A motion is said to be periodic if it repeats itself at regular intervals of time, returning to the same state of position and motion after each interval. Each given example is examined on this basis.

In the case of a swimmer completing one return trip from one bank of a river to the other and back, the motion does not repeat itself in a regular and identical manner. Factors such as varying speed, fatigue, water currents, and non-uniform timing prevent the motion from being exactly repetitive. Hence, this motion cannot be regarded as periodic.

A freely suspended bar magnet, when displaced from its north–south direction and released, oscillates about its equilibrium position under the action of restoring torque due to Earth’s magnetic field. The motion repeats itself at equal intervals of time as long as damping is negligible. Therefore, this motion is periodic in nature.

A hydrogen molecule rotating about its centre of mass executes rotational motion in which its orientation repeats after every complete rotation. Since the same physical state recurs after equal intervals of time, this motion is periodic.

An arrow released from a bow moves forward under the action of the initial force and gravity, following a projectile path. It does not return to its initial position or repeat its motion at regular time intervals.

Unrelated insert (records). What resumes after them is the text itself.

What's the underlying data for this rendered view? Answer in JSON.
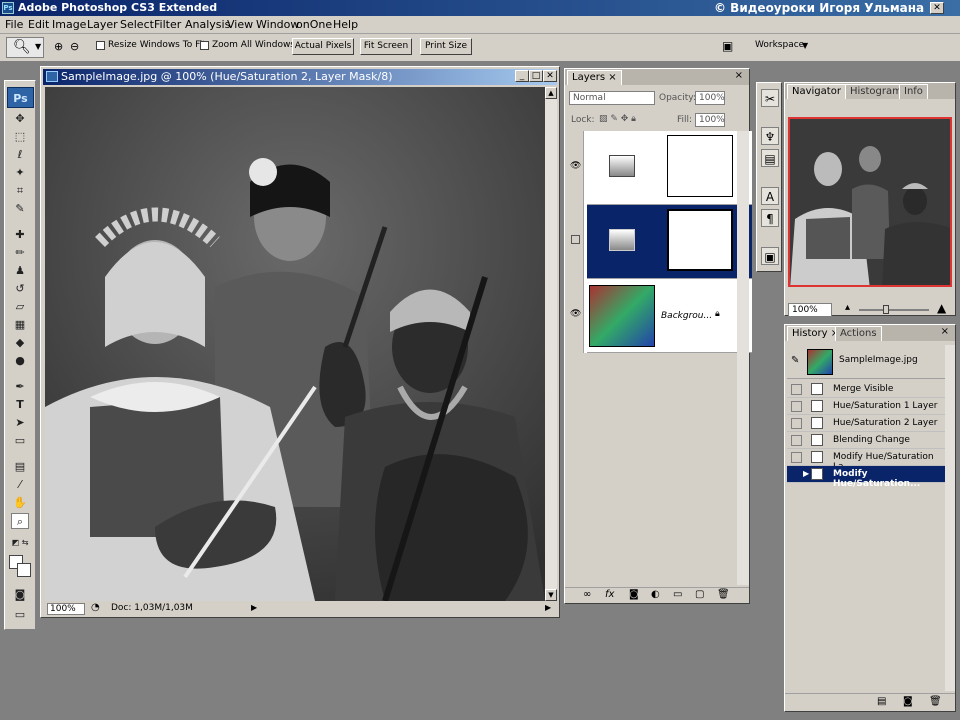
{
  "app": {
    "title": "Adobe Photoshop CS3 Extended",
    "watermark": "© Видеоуроки Игоря Ульмана"
  },
  "menu": [
    "File",
    "Edit",
    "Image",
    "Layer",
    "Select",
    "Filter",
    "Analysis",
    "View",
    "Window",
    "onOne",
    "Help"
  ],
  "options": {
    "resize_windows": "Resize Windows To Fit",
    "zoom_all": "Zoom All Windows",
    "actual_pixels": "Actual Pixels",
    "fit_screen": "Fit Screen",
    "print_size": "Print Size",
    "workspace": "Workspace"
  },
  "document": {
    "title": "SampleImage.jpg @ 100% (Hue/Saturation 2, Layer Mask/8)",
    "zoom": "100%",
    "doc_info": "Doc: 1,03M/1,03M"
  },
  "layers_panel": {
    "tab": "Layers",
    "blend_mode": "Normal",
    "opacity_label": "Opacity:",
    "opacity": "100%",
    "lock_label": "Lock:",
    "fill_label": "Fill:",
    "fill": "100%",
    "background_layer": "Backgrou..."
  },
  "navigator_panel": {
    "tabs": [
      "Navigator",
      "Histogram",
      "Info"
    ],
    "zoom": "100%"
  },
  "history_panel": {
    "tabs": [
      "History",
      "Actions"
    ],
    "snapshot": "SampleImage.jpg",
    "items": [
      "Merge Visible",
      "Hue/Saturation 1 Layer",
      "Hue/Saturation 2 Layer",
      "Blending Change",
      "Modify Hue/Saturation La...",
      "Modify Hue/Saturation..."
    ]
  },
  "colors": {
    "title_blue": "#0a246a",
    "panel_gray": "#d4d0c8",
    "selection_blue": "#0a246a",
    "nav_frame": "#dd3333"
  }
}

Hence, this motion is non-periodic.

Thus, among the given examples, the motion of the freely suspended bar magnet and the rotation of a hydrogen molecule represent periodic motion, while the swimmer’s motion and the motion of the arrow do not.

Q2. Which of the following examples represent (nearly) simple harmonic motion and which represent periodic but not simple harmonic motion?
(a) the rotation of earth about its axis.
(b) motion of an oscillating mercury column in a U-tube.
(c) motion of a ball bearing inside a smooth curved bowl, when released from a point slightly above the lower most point.
(d) general vibrations of a polyatomic molecule about its equilibrium position.

Solution

Simple harmonic motion is a special type of periodic motion in which the restoring force or acceleration is directly proportional to the displacement from the equilibrium position and is always directed towards it. Each of the given motions can be analysed by examining whether this condition is satisfied.

The rotation of the Earth about its axis is a periodic motion because the Earth returns to the same orientation after equal intervals of time. However, there is no restoring force acting to bring the Earth back when it is angularly displaced, as the motion continues due to angular momentum rather than a restoring torque proportional to displacement. Hence, this motion is periodic but not simple harmonic.

In a U-tube filled with mercury, when the liquid column is slightly displaced from its equilibrium position, a difference in liquid levels is produced in the two arms. This difference creates a restoring force due to gravity that is proportional to the displacement for small oscillations. As a result, the mercury column executes nearly simple harmonic motion about its mean position.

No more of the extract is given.